What Employers are Expecting for a Data Scientist Role in 2020
Data scientist role expectations seem to change regularly. There are so many new avenues that a data scientist can explore for a job, and each industry and company will come in with their expectations. Knowing the typical data scientist's duties can make a difference in how well you can perform your job. Some of the responsibilities that a data scientist is expected to play in 2020 includes:
The Technical Skills
Employers will expect any data scientist they hire to have a variety of technical skills. That is why about 40 percent of data scientists' positions will require at least a master's degree in the field. With the right technical skills thought, it is possible to get these positions with just a bachelor's degree. Technical skills that are in demand in 2020 include:
It is vital to the daily work of a data scientist. This skill allows the professional to turn massive walls of textual and numerical information into forms that are easier to digest and understand. It may include graphs, maps, and charts. While rows and rows of data in any way may be difficult to understand, a data scientist can use data visualization to sort it out and make it easier to read and see patterns.
While any programming language experience can be useful, data science has taken off with Python. Many of the machine learning algorithms found in data science do well with Python, and Python has many extensions and libraries that do well with data science. It is also a relatively simple language to learn. Employers will likely require Python in their job descriptions and for the data scientist duties in 2020.
Python will be useful when exploring all of the critical data that a data scientist will need to work through and find meaningful patterns. However, SQL is another functional programming language to know. It is the language that will help the professional create and search through large datasets. Any employer who hires a data scientist will have their dataset, and this dataset likely relies on SQL to function. Knowing how to use this language will help the data scientist experiment and move around the data as necessary.

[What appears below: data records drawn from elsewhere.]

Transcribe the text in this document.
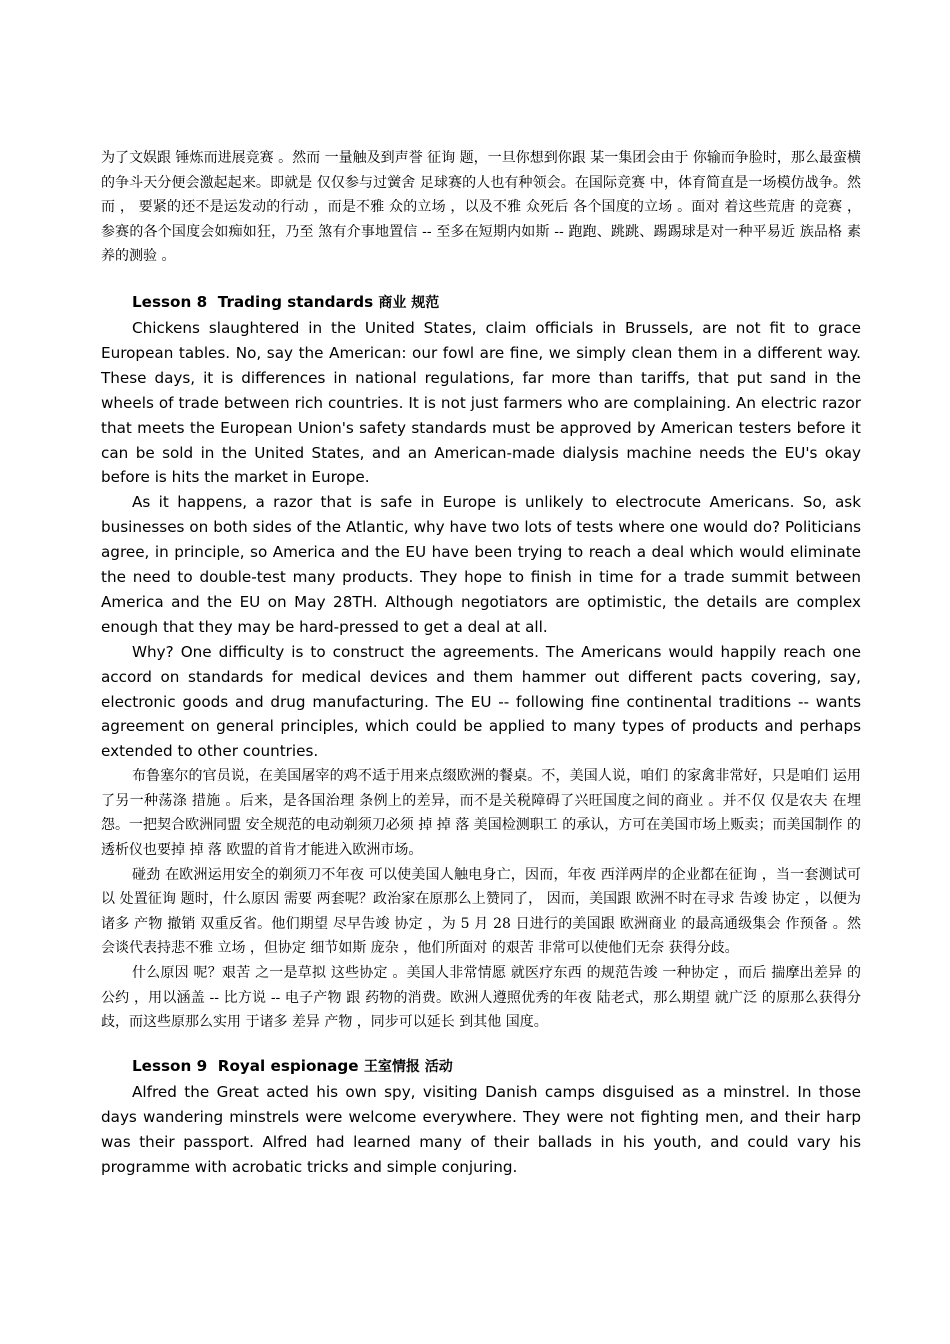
为了文娱跟 锤炼而进展竞赛 。然而 一量触及到声誉 征询 题，一旦你想到你跟 某一集团会由于 你输而争脸时，那么最蛮横 的争斗天分便会激起起来。即就是 仅仅参与过黉舍 足球赛的人也有种领会。在国际竞赛 中，体育简直是一场模仿战争。然而 ， 要紧的还不是运发动的行动 ，而是不雅 众的立场 ，以及不雅 众死后 各个国度的立场 。面对 着这些荒唐 的竞赛 ，参赛的各个国度会如痴如狂，乃至 煞有介事地置信 -- 至多在短期内如斯 -- 跑跑、跳跳、踢踢球是对一种平易近 族品格 素养的测验 。

Lesson 8 Trading standards 商业 规范

Chickens slaughtered in the United States, claim officials in Brussels, are not fit to grace European tables. No, say the American: our fowl are fine, we simply clean them in a different way. These days, it is differences in national regulations, far more than tariffs, that put sand in the wheels of trade between rich countries. It is not just farmers who are complaining. An electric razor that meets the European Union's safety standards must be approved by American testers before it can be sold in the United States, and an American-made dialysis machine needs the EU's okay before is hits the market in Europe.

As it happens, a razor that is safe in Europe is unlikely to electrocute Americans. So, ask businesses on both sides of the Atlantic, why have two lots of tests where one would do? Politicians agree, in principle, so America and the EU have been trying to reach a deal which would eliminate the need to double-test many products. They hope to finish in time for a trade summit between America and the EU on May 28TH. Although negotiators are optimistic, the details are complex enough that they may be hard-pressed to get a deal at all.

Why? One difficulty is to construct the agreements. The Americans would happily reach one accord on standards for medical devices and them hammer out different pacts covering, say, electronic goods and drug manufacturing. The EU -- following fine continental traditions -- wants agreement on general principles, which could be applied to many types of products and perhaps extended to other countries.

布鲁塞尔的官员说，在美国屠宰的鸡不适于用来点缀欧洲的餐桌。不，美国人说，咱们 的家禽非常好，只是咱们 运用了另一种荡涤 措施 。后来，是各国治理 条例上的差异，而不是关税障碍了兴旺国度之间的商业 。并不仅 仅是农夫 在埋怨。一把契合欧洲同盟 安全规范的电动剃须刀必须 掉 掉 落 美国检测职工 的承认，方可在美国市场上贩卖；而美国制作 的透析仪也要掉 掉 落 欧盟的首肯才能进入欧洲市场。

碰劲 在欧洲运用安全的剃须刀不年夜 可以使美国人触电身亡，因而，年夜 西洋两岸的企业都在征询 ，当一套测试可以 处置征询 题时，什么原因 需要 两套呢？政治家在原那么上赞同了， 因而，美国跟 欧洲不时在寻求 告竣 协定 ，以便为诸多 产物 撤销 双重反省。他们期望 尽早告竣 协定 ，为 5 月 28 日进行的美国跟 欧洲商业 的最高通级集会 作预备 。然会谈代表持悲不雅 立场 ，但协定 细节如斯 庞杂 ，他们所面对 的艰苦 非常可以使他们无奈 获得分歧。

什么原因 呢？艰苦 之一是草拟 这些协定 。美国人非常情愿 就医疗东西 的规范告竣 一种协定 ，而后 揣摩出差异 的公约 ，用以涵盖 -- 比方说 -- 电子产物 跟 药物的消费。欧洲人遵照优秀的年夜 陆老式，那么期望 就广泛 的原那么获得分歧，而这些原那么实用 于诸多 差异 产物 ，同步可以延长 到其他 国度。

Lesson 9 Royal espionage 王室情报 活动

Alfred the Great acted his own spy, visiting Danish camps disguised as a minstrel. In those days wandering minstrels were welcome everywhere. They were not fighting men, and their harp was their passport. Alfred had learned many of their ballads in his youth, and could vary his programme with acrobatic tricks and simple conjuring.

The Fundamentals of Statistics
While data science and statistics are two separate fields that do not overlap much, it is still crucial for a data professional to know at least the fundamentals of statistics to see results. It will help them when it comes to gathering, organizing, analyzing, and interpreting any data they need for a company. That will help them use their other math skills to create statistical and mathematical models for any data they need.
Social Media Mining
There is no way to get a job in data science without some rudimentary knowledge of mining social media. Social media has a ton of valuable information that all companies want to get ahold of. And since so many customers will spend their time visiting, commenting, and interacting with social media. It is the perfect place for companies to learn something new, and data scientists are expected to know how to gather that information.
Not only will data scientist duties include machine learning, but also Natural Language Processing (NLP). It is a subfield of artificial intelligence meant to help bridge some of the gaps that show up between machine understanding and human language. It is essential to advancing the functionality of AI, and without AI, it is almost impossible to make the algorithms you need to sort through all the data.
Along with the other skills above, all data scientists will need to know higher levels of math. Data science includes a lot of math, and having a higher-level understanding of math will help provide you with the skills you need. Some of the best math skills to have for this position include statistics, linear algebra, and multivariable calculus, to name a few. The more math you know, the better you will do in this position.
The Non-Technical Skills
In addition to some of the technical skills that we listed above, companies will have other data scientist role expectations that are important too. Some of these include:
If you cannot work in a team, then data science is not the job for you. Data scientists need to work with almost everyone in the company for the best results. They need to play well with others and receive help and advice from others. They may need to work with several departments to see results and make sure all the datasets are complete and accurate. Without teamwork, the data scientist will never get anything done.
After the data scientist has taken the time to gather, sort, and analyze the data they receive, they must have a way to convey all the conclusions they collect. That needs to be done without all the technical jargon that the key decision-makers may not understand. Excellent communication skills to discuss things and findings, and to explain where those conclusions come from are critical to success in this field.
It may not seem like an essential part of the game, but it can make or break a career for a data scientist, and their employer will expect them to be set here. Not only should you apply all of the knowledge you have for handling data, but you must be able to explain how any conclusions and theories you come up with can be used to help benefit the business. They need to understand the industry and the market where the data comes from and look not just for insights but also for promising ideas that can help the company succeed.
It takes a good deal of business knowledge to work with, as well. It is sometimes the hardest part for a new data scientist to learn how to work with. But for the right professional who can handle business knowledge and all the technical skills, there are ample job opportunities available.
The data scientist role expectations are ever-changing, and all data science professionals are expected to come in prepared with many skills to impress their future employers. But for those professionals who possess these skills along the way, there are endless job opportunities available to them, and many fun projects to spend time on.